As the hours of light now get shorter and the weather turns colder it sure is easy to get into hibernation mode in most parts of the northern hemisphere. Don’t you want to eat heavier foods (and more of them) in the fall/winter relative to the spring/summer months? Isn’t it harder to exercise in the dark and cold? As we enter fall and approach winter you might want to be thoughtful and proactive to keep your good health behaviors of the summer consistent in the winter. Here are three behavior tips to do so that I use with many of my patients and students:
Of course you want to eat more and exercise less during the winter compared to the summer months. Who doesn’t? But just because you want to eat rich foods and be a couch potato doesn’t mean you should do so. If you want to maintain good health and fitness you really can’t just do what you feel like doing. Additionally, you can’t depend on willpower either since it is highly unreliable.

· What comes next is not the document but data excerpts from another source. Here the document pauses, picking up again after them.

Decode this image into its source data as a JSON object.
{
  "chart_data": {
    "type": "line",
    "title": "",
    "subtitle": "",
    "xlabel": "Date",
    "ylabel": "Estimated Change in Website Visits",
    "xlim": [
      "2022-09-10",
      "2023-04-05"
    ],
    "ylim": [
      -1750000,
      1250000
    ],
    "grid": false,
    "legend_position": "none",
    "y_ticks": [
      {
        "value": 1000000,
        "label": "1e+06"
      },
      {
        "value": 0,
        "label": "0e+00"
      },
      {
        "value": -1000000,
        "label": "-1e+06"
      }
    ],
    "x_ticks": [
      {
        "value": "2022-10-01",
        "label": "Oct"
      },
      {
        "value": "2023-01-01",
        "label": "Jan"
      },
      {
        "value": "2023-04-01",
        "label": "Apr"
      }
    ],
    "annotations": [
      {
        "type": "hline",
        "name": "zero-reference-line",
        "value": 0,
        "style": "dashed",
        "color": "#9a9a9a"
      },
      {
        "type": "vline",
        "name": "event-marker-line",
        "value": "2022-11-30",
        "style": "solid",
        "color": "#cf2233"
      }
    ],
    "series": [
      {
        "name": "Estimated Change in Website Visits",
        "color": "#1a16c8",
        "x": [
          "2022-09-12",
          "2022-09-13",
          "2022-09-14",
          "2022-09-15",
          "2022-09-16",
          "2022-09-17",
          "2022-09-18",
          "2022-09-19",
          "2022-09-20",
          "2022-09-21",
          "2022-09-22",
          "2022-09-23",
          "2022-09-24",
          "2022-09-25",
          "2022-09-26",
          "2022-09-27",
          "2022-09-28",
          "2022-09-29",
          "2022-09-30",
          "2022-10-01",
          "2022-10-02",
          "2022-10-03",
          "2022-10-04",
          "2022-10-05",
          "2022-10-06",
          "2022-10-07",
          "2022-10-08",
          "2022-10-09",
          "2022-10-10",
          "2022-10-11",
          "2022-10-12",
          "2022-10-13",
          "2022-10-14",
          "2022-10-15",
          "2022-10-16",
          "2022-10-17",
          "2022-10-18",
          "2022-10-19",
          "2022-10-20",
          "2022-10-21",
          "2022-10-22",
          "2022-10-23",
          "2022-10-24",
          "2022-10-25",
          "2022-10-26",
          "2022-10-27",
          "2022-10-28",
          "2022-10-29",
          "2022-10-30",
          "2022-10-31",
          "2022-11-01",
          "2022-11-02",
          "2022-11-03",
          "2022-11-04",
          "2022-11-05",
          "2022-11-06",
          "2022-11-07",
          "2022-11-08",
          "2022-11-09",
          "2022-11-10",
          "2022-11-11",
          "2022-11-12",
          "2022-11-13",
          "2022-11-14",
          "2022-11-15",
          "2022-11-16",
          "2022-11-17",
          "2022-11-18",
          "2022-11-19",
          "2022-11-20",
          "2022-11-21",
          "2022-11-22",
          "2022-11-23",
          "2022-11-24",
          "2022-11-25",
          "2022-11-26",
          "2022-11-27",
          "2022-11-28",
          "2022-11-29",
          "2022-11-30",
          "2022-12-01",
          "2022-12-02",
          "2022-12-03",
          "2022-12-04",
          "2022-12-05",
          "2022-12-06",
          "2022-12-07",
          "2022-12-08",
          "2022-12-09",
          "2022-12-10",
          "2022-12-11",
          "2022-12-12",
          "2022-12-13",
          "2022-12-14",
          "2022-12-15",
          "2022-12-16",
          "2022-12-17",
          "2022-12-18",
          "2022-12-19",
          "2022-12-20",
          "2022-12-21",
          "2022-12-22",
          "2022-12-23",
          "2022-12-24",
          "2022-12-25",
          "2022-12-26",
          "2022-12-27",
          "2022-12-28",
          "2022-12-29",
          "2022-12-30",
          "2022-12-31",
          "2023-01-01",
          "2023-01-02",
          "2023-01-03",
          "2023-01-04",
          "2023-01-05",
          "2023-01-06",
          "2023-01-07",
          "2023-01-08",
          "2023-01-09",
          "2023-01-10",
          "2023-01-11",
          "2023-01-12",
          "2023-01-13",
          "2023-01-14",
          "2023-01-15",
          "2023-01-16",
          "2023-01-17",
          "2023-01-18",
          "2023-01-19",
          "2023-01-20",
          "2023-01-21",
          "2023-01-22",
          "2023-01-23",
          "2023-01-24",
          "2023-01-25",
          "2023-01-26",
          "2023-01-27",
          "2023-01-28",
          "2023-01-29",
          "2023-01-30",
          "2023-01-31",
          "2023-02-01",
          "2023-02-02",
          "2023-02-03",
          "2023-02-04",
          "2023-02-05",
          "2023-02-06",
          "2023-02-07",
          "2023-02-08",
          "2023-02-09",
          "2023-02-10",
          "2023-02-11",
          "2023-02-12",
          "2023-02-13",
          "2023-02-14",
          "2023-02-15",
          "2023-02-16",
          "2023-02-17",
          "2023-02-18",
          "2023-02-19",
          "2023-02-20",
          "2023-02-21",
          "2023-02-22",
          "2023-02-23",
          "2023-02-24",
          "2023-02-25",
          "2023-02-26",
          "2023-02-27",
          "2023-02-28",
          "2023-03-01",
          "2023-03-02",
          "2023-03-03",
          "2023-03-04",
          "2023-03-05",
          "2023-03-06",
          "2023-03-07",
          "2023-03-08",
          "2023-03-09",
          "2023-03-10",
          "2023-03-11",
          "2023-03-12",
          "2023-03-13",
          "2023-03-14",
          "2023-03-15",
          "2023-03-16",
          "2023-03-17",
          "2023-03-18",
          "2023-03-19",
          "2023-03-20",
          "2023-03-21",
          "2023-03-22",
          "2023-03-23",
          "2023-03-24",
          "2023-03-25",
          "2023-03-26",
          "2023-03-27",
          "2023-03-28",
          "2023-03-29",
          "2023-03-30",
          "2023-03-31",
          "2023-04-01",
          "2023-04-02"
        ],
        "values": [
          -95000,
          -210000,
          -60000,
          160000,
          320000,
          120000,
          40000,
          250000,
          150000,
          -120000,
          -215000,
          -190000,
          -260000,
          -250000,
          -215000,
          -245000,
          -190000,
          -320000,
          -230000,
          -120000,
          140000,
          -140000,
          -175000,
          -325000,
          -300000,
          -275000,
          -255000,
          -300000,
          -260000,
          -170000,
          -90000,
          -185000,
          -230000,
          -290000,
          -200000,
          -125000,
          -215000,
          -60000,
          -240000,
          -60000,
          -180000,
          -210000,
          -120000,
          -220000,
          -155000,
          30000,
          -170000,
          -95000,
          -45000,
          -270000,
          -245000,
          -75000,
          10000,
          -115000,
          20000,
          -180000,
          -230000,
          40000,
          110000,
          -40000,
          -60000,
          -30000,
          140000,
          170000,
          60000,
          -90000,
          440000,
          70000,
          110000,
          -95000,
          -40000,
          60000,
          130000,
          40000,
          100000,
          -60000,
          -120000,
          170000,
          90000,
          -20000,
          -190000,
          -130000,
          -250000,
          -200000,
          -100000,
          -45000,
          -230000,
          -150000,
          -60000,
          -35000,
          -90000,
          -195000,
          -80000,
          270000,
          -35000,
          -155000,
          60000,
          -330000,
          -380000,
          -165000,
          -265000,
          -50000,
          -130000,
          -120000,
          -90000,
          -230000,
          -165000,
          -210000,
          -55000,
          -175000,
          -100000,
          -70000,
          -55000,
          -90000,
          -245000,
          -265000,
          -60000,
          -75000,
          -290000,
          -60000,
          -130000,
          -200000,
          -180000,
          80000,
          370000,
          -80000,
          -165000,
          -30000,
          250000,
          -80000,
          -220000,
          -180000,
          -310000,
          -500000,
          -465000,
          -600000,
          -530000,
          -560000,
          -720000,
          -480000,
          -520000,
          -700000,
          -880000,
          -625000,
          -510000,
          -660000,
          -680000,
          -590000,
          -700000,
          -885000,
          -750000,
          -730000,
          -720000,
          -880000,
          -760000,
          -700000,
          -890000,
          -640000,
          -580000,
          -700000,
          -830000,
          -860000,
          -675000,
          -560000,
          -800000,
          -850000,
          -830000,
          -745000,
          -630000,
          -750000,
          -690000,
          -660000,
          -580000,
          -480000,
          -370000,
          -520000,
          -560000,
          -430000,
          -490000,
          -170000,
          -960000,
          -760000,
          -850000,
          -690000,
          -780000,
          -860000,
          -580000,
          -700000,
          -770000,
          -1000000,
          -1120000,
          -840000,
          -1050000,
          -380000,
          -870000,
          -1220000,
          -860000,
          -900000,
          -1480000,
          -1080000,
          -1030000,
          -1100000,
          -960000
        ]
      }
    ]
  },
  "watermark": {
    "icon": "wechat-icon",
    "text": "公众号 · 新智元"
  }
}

After working with countless patients in my clinical practice who wish to improve their physical and mental health it seems clear to me (as well as in my reading of the research literature and my work with college students on behavior change projects) that you really need to structure your environment with social engineering in mind to maximize healthy eating and exercise during the most challenging times of the year. Taking a class, keeping problematic foods out of the house, having exercise partners, getting a large dog that needs lots of walking, and so forth are ways to structure your world to increase the chances of good eating and exercise decisions.